Николай Степанович еще долго мучил Михаила вопросами о весе да расстояниях, даже зачем-то спросил, сколько и чего он съедает за день, потом надолго забыл и про Михаила и про класс, бубнил про себя: "Килокалории, тепло, работа". Дважды исписал доску формулами и цифрами и, закончив дело, постоял, похмыкал, подакал и сел за стол.
- Тебе, Свешнев, чтобы учиться, нужно поменять работу, - сказал сочувственно.
- Нельзя. - Михаил начал понимать затею учителя. - У меня семья большая.
- Ну и что же, никто не работает?
- Почему? Работают в колхозе, - Михаилу стало отчего-то неловко: "Выставляет перед классом..." - Работают, еще как!
- Да, да, - согласился учитель. - Но ведь раньше-то они жили без твоей помощи? Так же ты не потянешь школу.
"Жили не тужили..." - Михаил больше не хотел об этом вести разговор, а Николай Степанович помолчал, помигал, затем подошел к доске, вздохнул и мелом жирно подчеркнул какую-то цифру.
- Ноль целых восемьдесят девять сотых лошадиной силы в час требуется, чтобы произвести ту работу, которую делаешь ты, Свешнев. О какой учебе тут говорить?
Михаила эта лошадиная сила нисколько не удивила.
- Ну и что? Что мне лошадь! Не втянулся я еще... Да нас мужики после работы огороды копают, дома строят... его мне ваша сила-то?..
- Да не наша, а ваша! - Николай, Степанович потянулся для чего-то за указкой.

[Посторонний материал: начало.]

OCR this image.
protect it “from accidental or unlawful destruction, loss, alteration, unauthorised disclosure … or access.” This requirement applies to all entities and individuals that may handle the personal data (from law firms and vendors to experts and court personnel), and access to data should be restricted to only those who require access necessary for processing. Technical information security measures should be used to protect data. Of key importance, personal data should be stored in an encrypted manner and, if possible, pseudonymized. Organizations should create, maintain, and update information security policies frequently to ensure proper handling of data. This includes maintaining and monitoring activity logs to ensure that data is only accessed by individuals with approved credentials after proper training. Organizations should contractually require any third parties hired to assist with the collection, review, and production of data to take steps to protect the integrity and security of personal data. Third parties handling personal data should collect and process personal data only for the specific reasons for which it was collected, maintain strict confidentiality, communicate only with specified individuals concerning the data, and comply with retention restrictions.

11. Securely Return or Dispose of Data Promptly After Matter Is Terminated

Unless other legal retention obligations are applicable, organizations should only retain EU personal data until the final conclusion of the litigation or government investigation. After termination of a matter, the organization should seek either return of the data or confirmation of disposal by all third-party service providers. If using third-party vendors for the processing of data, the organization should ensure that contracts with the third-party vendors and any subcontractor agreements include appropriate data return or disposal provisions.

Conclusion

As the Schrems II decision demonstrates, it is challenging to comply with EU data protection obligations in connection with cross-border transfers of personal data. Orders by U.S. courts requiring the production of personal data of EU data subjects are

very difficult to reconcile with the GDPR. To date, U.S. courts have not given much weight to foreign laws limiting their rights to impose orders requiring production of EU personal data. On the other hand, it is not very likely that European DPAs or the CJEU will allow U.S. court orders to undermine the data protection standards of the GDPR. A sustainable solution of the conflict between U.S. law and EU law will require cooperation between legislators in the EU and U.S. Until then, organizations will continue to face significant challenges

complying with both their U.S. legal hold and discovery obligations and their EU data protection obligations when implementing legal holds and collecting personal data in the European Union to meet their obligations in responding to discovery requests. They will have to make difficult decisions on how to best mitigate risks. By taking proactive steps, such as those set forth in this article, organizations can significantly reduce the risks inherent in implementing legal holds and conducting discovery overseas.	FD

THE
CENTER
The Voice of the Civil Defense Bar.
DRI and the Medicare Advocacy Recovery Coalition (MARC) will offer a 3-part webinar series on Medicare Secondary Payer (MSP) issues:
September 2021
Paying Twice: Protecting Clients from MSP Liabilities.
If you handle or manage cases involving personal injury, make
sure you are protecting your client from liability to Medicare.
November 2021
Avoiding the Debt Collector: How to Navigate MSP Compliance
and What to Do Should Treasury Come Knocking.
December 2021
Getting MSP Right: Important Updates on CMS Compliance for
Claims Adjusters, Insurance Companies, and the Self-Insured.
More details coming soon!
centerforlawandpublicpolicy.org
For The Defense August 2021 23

"Треснет еще, псих". - Михаил покосился на подрагивающую в руке учителя указку.
Приглушенно зароившийся было класс притих.
- А мы поможем Свешневу, - каким-то звонко-натянутым от волнения голосом сказала с соседней парты Валентина Турова. - Поможем, пока он... не привыкнет.
Михаил, почти как и всех в классе, Валентину не знал, не приглядывался. Слышал только краем уха, что она дневную школу для работы бросила, швеей на фабрику пошла,
Ну, иной раз и поглядывал на нее, так, вскользь, - впрямую-то он на городских глядеть стеснялся. Все они ему казались из чужого, недоступного рода-племени, и даже не думалось о том, что у него будет из них невеста. Женитьба ему представлялась неопределенно и туманно. "Вот когда-нибудь поеду в отпуск в Чумаковку и заберу с собой Аньку Тонких или Нинку Скорохватову - все равно кого" - так он думал иногда.
А сегодня он коротко оглянулся на голос Туровой - и опять глаза в парту, да еще не выдержал, оглянулся на миг. Но не увидел ее лица, хоть и глядел, а уткнувшись в парту, восстановил ее образ в памяти: лицо нежное-нежное, как первый снежок, и такое юное, но статью девка крепкая, крупноватая, к своему лицу малоподходящая. "А ведь для кого-то подросла, чья же она будет", - подумал, и так что-то прижало ему сердчишко, будто редьки наелся без хлеба. "Что об этом, дуралей..." - пытался утихомирить себя, а тоска и почему-то обида неизвестно на кого разыгрались внезапно и пронизывающе, аж зубы заломило.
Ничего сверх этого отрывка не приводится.